Is it just that different to is British usage and different from is American?
Well – yes and no. I’ve gone through some quotation websites looking for 19th and early 20th century British examples and could find not one different to. They all used different from.
Here are two:
The Duke of Wellington in 1836: “It is very true that I have said that I considered Napoleon’s presence in the field equal to forty thousand men in the balance. This is a very loose way of talking; but the idea is a very different one from that of his presence at a battle being equal to a reinforcement of forty thousand men.”
Francis Thompson in 1908: “Know you what it is to be a child? It is to be something very different from the man of to-day.”
I did also find this, however, from the 1908 edition of Fowler’s The King’s English: “. . .different to is regarded by many newspaper editors and others in authority as a solecism, and is therefore better avoided by those to whom the approval of such authorities is important. It is undoubtedly gaining ground, and will probably displace different from in no long time; perhaps, however, the conservatism that still prefers from is not yet to be named pedantry."

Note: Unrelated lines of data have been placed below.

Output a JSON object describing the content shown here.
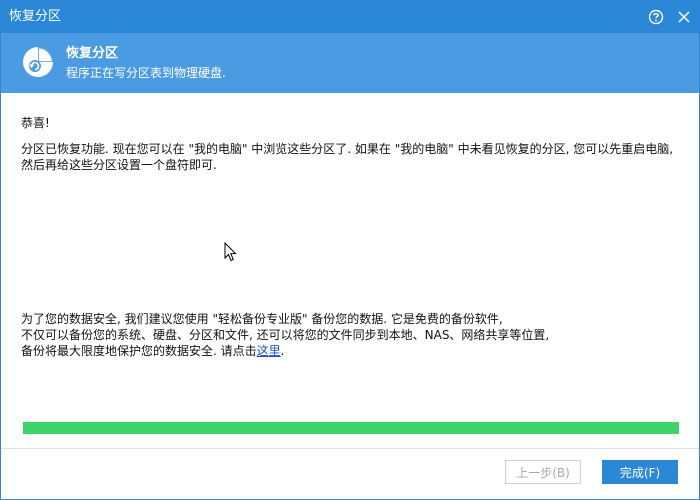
{
  "window": {
    "title": "恢复分区",
    "help_icon": "question-circle-icon",
    "close_icon": "close-icon",
    "accent": "#2b88d8"
  },
  "header": {
    "icon": "partition-restore-icon",
    "title": "恢复分区",
    "subtitle": "程序正在写分区表到物理硬盘."
  },
  "content": {
    "greeting": "恭喜!",
    "message": "分区已恢复功能. 现在您可以在 \"我的电脑\" 中浏览这些分区了. 如果在 \"我的电脑\" 中未看见恢复的分区, 您可以先重启电脑, 然后再给这些分区设置一个盘符即可.",
    "promo_line1": "为了您的数据安全, 我们建议您使用 \"轻松备份专业版\" 备份您的数据. 它是免费的备份软件,",
    "promo_line2": "不仅可以备份您的系统、硬盘、分区和文件, 还可以将您的文件同步到本地、NAS、网络共享等位置,",
    "promo_line3_prefix": "备份将最大限度地保护您的数据安全. 请点击",
    "promo_link": "这里",
    "promo_line3_suffix": "."
  },
  "progress": {
    "percent": 100,
    "color": "#3fd46a"
  },
  "buttons": {
    "prev_label": "上一步(B)",
    "finish_label": "完成(F)"
  }
}
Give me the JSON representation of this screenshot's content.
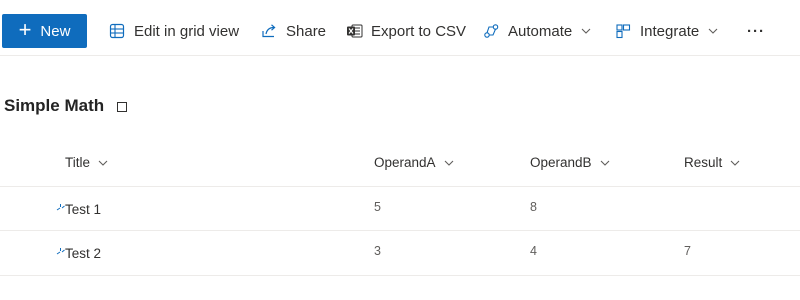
{
  "toolbar": {
    "new_label": "New",
    "edit_grid_label": "Edit in grid view",
    "share_label": "Share",
    "export_label": "Export to CSV",
    "automate_label": "Automate",
    "integrate_label": "Integrate",
    "more_label": "···"
  },
  "list": {
    "title": "Simple Math",
    "columns": {
      "title": "Title",
      "operand_a": "OperandA",
      "operand_b": "OperandB",
      "result": "Result"
    },
    "rows": [
      {
        "title": "Test 1",
        "operand_a": "5",
        "operand_b": "8",
        "result": ""
      },
      {
        "title": "Test 2",
        "operand_a": "3",
        "operand_b": "4",
        "result": "7"
      }
    ]
  },
  "colors": {
    "accent": "#0f6cbd",
    "text": "#323130",
    "divider": "#edebe9"
  },
  "icons": {
    "edit_grid": "grid-icon",
    "share": "share-icon",
    "export": "excel-icon",
    "automate": "flow-icon",
    "integrate": "integrate-icon",
    "new_item": "new-item-sparkle-icon"
  }
}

Well, that certainly was prescient – if you concede that 100 years counts as “no long time.” (As they say: in England 100 miles is a long way and 100 years is a short time; in American 100 miles is a short way and 100 years is long time.)
Well, let’s do our best to keep The King’s English different from our own, at least in this regard – in honor of Mrs. Murphy.
P. S. Does anyone remember Richard Mitchell, the Underground Grammarian? Look him up.